Death in Venice
Op. 88
That Britten wrote 16, mostly major operas makes him a key figure in the history of lyric theatre. And that Death in Venice was the last gives it a summatory, if not valedictory feel—especially as it was written when the composer was ill with what proved to be a terminal heart condition. But it was also the last work he wrote for his life-partner, the tenor Peter Pears; and the opera’s demanding central role of Aschenbach—onstage almost from start to finish—is a powerful and heartfelt tribute to Pears’ artistry. Composed in the early 1970s, it adapts a story by Thomas Mann that, by coincidence, was also being turned into a Visconti film at around the same time. Its narrative follows an ageing writer as he stalks Venice in pursuit of a young boy whose beauty is initially a source of aesthetic interest but then becomes a degrading, ultimately fatal obsession.

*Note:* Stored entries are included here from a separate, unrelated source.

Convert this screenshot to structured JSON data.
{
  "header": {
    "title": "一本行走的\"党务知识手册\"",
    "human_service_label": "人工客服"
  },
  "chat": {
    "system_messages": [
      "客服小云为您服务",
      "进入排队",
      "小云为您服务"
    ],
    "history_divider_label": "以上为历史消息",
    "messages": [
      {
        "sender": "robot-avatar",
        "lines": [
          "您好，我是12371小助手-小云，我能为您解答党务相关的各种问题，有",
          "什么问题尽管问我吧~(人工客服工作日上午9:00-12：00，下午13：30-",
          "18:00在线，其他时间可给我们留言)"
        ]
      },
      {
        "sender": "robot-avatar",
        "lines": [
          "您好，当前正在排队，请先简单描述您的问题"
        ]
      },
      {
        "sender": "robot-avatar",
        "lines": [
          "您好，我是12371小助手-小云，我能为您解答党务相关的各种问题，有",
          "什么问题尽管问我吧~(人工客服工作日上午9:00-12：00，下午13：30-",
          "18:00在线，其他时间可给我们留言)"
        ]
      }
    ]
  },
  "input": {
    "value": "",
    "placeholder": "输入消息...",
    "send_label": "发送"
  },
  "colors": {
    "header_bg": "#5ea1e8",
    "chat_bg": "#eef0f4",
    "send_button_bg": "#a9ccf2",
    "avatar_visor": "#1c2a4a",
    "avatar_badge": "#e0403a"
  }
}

Dark, disturbing, and for Britten (as for Mann) involving elements that could be called confessional, the opera’s spare, transparent music nonetheless delivers an exotic soundworld that makes Venice dangerous as well as dazzling. Gamelan-style Eastern colours wash against the heavy jangle of church bells. And as Aschenbach struggles between self-control and surrender to passion, he is ushered toward death by seven characters: all sinister, all played by the same baritone. The boy, though, doesn’t sing a note—to emphasise his otherness (and unobtainability), his role is danced.